I hoped, that with the brave and strong,
      My portioned task might lie;
To toil amid the busy throng,
      With purpose pure and high.

But God has fixed another part,
      And He has fixed it well;
I said so with my bleeding heart,
      When first the anguish fell.

A dreadful darkness closes in
      On my bewildered mind;
Oh, let me suffer and not sin,
      Be tortured, yet resigned.

Shall I with joy thy blessings share
      And not endure their loss?
Or hope the martyr's crown to wear
      And cast away the cross?

Thou, God, hast taken our delight,
      Our treasured hope away;
Thou bidst us now weep through the night
      And sorrow through the day.

These weary hours will not be lost,
      These days of misery,
These nights of darkness, anguish-tost,
      Can I but turn to Thee.

Weak and weary though I lie,
      Crushed with sorrow, worn with pain,
I may lift to Heaven mine eye,
      And strive to labour not in vain;

That inward strife against the sins
      That ever wait on suffering
To strike whatever first begins:
      Each ill that would corruption bring;

That secret labour to sustain
      With humble patience every blow;
To gather fortitude from pain,
      And hope and holiness from woe.

Thus let me serve Thee from my heart,
      Whate'er may be my written fate:
Whether thus early to depart,
      Or yet a while to wait.

If thou shouldst bring me back to life,
      More humbled I should be;
More wise, more strengthened for the strife,
      More apt to lean on Thee.

Should death be standing at the gate,
      Thus should I keep my vow;
But, Lord! whatever be my fate,
      Oh, let me serve Thee now!

What do you think?


  1. I agree this is a bit like Dickinson, perhaps because of the talk about death. I do like the idea of grief bringing strength, especially if one relies on God and faith. I think she raises a few questions about faith and how even in grief — particularly grief brought by God — is hardest, especially given her human failings….the penchant to resent and blame the cause of the grief.

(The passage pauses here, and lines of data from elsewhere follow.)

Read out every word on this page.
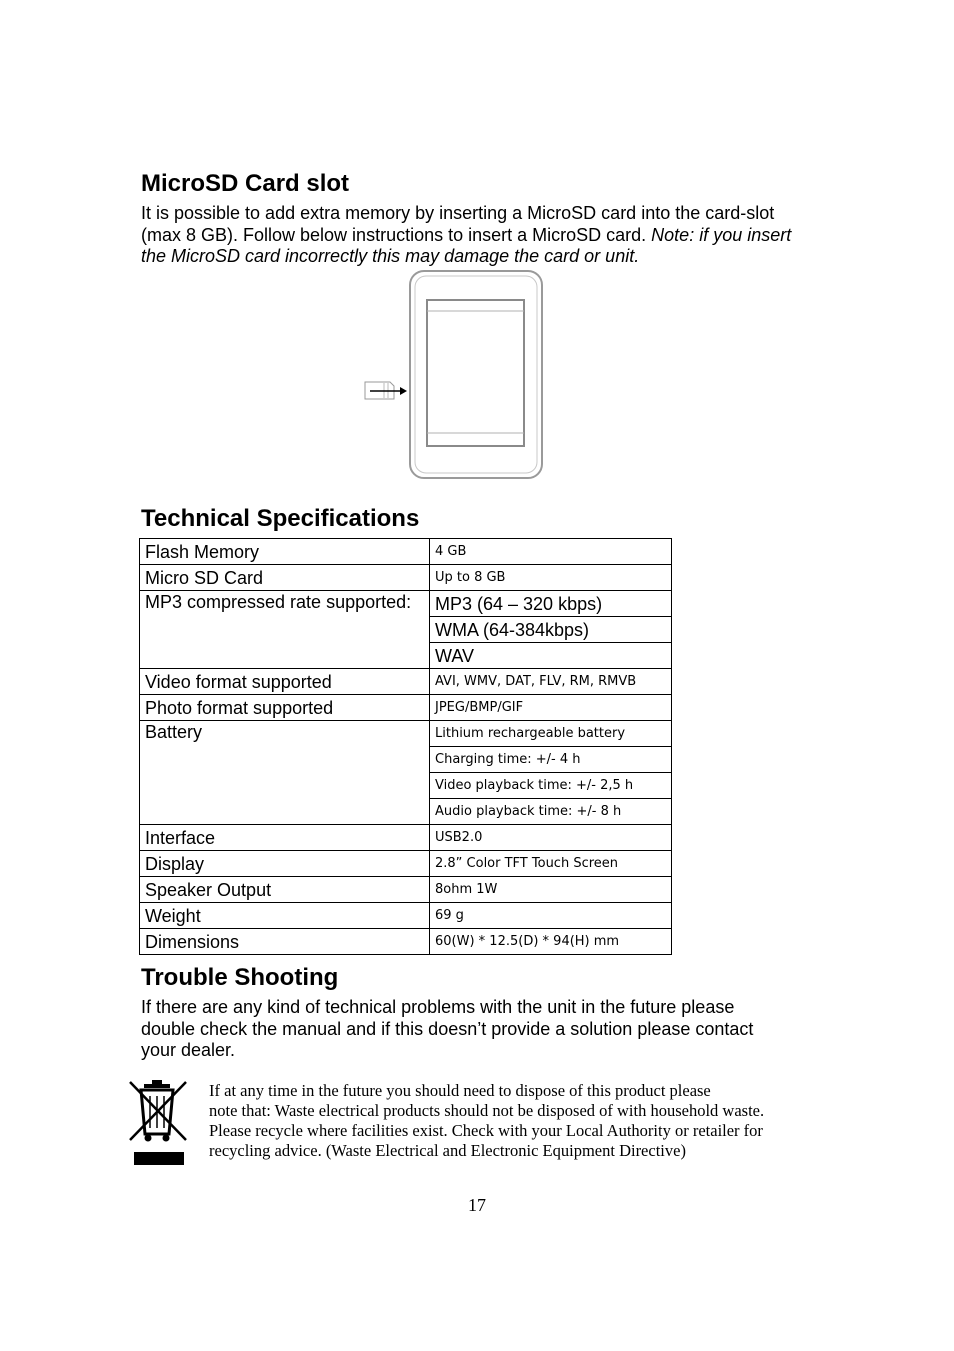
MicroSD Card slot

It is possible to add extra memory by inserting a MicroSD card into the card-slot (max 8 GB). Follow below instructions to insert a MicroSD card. Note: if you insert the MicroSD card incorrectly this may damage the card or unit.

Technical Specifications
Flash Memory	4 GB
Micro SD Card	Up to 8 GB
MP3 compressed rate supported:	MP3 (64 – 320 kbps)
	WMA (64-384kbps)
	WAV
Video format supported	AVI, WMV, DAT, FLV, RM, RMVB
Photo format supported	JPEG/BMP/GIF
Battery	Lithium rechargeable battery
	Charging time: +/- 4 h
	Video playback time: +/- 2,5 h
	Audio playback time: +/- 8 h
Interface	USB2.0
Display	2.8” Color TFT Touch Screen
Speaker Output	8ohm 1W
Weight	69 g
Dimensions	60(W) * 12.5(D) * 94(H) mm
Trouble Shooting

If there are any kind of technical problems with the unit in the future please double check the manual and if this doesn’t provide a solution please contact your dealer.

If at any time in the future you should need to dispose of this product please
note that: Waste electrical products should not be disposed of with household waste.
Please recycle where facilities exist. Check with your Local Authority or retailer for
recycling advice. (Waste Electrical and Electronic Equipment Directive)
17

  2. The coupling of grief and the fear of sin seems so much more devastating to me than just suffering a loss. The speaker wants to be the best follower, yet fears that the very human grief she feels will make her unworthy – a grief by the way that she views as being sent by that self-same God. The effect of her plea is to make me want to hold her and tell her that it is okay to weep for her loss.

  3. I’ve never read any poems by the Brontes. I liked the rhyming in this one, since it didn’t sound as forced as some other rhyming poems. And for some reason, it reads like Dickinson a bit to me.